The association between black race and worse outcomes in operable breast cancer reported in previous studies has been attributed to a higher incidence of more aggressive triple-negative disease, disparities in care, and comorbidities. We evaluated associations between black race and outcomes, by tumor hormone receptor and HER2 expression, in patients who were treated with contemporary adjuvant therapy.Methods
The effect of black race on disease-free and overall survival was evaluated using Cox proportional hazards models adjusted for multiple covariates in a clinical trial population that was treated with anthracycline- and taxane-containing chemotherapy. Categorical variables were compared using the Fisher exact test. All P values are two-sided.Results
Of 4817 eligible patients, 405 (8.4%) were black. Compared with nonblack patients, black patients had a higher rate of triple-negative disease (31.9% vs 17.2%; P < .001) and a higher body mass index (median: 31.7 vs 27.4 kg/m2; P < .001). Black race was statistically significantly associated with worse disease-free survival (5-year disease-free survival, black vs nonblack: 76.7% vs 84.5%; hazard ratio of recurrence or death = 1.58, 95% confidence interval = 1.19 to 2.10, P = .0015) and overall survival (5-year overall survival, black vs nonblack: 87.6% vs 91.9%; hazard ratio of death = 1.49, 95% confidence interval = 1.05 to 2.12, P = .025) in patients with hormone receptor–positive HER2-negative disease but not in patients with triple-negative or HER2-positive disease.
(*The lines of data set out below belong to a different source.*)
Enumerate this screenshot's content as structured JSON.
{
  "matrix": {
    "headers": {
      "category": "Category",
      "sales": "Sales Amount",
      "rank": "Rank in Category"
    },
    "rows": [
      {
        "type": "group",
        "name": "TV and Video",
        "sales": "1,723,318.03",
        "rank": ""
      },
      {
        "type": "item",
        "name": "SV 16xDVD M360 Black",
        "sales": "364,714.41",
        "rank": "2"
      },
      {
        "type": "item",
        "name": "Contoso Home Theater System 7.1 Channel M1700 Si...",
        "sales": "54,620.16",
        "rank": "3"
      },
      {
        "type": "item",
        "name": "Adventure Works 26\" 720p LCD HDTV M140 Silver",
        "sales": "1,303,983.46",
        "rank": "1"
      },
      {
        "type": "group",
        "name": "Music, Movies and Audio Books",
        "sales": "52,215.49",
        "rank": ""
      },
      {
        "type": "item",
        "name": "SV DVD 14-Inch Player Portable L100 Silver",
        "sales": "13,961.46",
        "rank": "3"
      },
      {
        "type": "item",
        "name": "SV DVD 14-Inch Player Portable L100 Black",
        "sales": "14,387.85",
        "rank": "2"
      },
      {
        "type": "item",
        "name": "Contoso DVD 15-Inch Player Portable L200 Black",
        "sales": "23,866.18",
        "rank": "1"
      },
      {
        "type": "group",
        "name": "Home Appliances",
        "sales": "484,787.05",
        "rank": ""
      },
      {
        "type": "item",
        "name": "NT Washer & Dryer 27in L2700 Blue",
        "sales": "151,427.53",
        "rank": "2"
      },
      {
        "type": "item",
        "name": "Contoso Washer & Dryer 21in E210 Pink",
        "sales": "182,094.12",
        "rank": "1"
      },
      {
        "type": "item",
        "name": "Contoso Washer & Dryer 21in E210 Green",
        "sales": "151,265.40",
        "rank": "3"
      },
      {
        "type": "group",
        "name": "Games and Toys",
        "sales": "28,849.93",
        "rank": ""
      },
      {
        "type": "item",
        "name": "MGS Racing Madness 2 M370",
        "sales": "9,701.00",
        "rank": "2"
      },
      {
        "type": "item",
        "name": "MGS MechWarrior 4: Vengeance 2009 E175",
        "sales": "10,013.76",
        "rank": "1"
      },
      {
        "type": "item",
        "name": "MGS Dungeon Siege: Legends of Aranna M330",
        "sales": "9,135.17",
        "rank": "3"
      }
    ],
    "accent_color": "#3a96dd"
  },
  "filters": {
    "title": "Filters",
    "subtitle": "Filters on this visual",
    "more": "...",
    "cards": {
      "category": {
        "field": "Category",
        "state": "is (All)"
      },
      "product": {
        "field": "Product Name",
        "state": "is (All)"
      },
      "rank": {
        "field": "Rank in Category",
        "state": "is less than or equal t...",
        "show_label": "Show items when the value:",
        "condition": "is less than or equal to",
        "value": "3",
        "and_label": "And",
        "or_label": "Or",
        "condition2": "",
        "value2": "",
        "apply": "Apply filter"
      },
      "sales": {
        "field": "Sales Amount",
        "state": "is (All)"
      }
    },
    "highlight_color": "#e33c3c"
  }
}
In a model that included black race, hormone receptor–positive HER2-negative disease vs other subtypes, and their interaction, the interaction term was statistically significant for disease-free survival (P = .027) but not for overall survival (P = .086).Conclusion
Factors other than disparities in care or aggressive disease contribute to increased recurrence in black women with hormone receptor–positive breast cancer.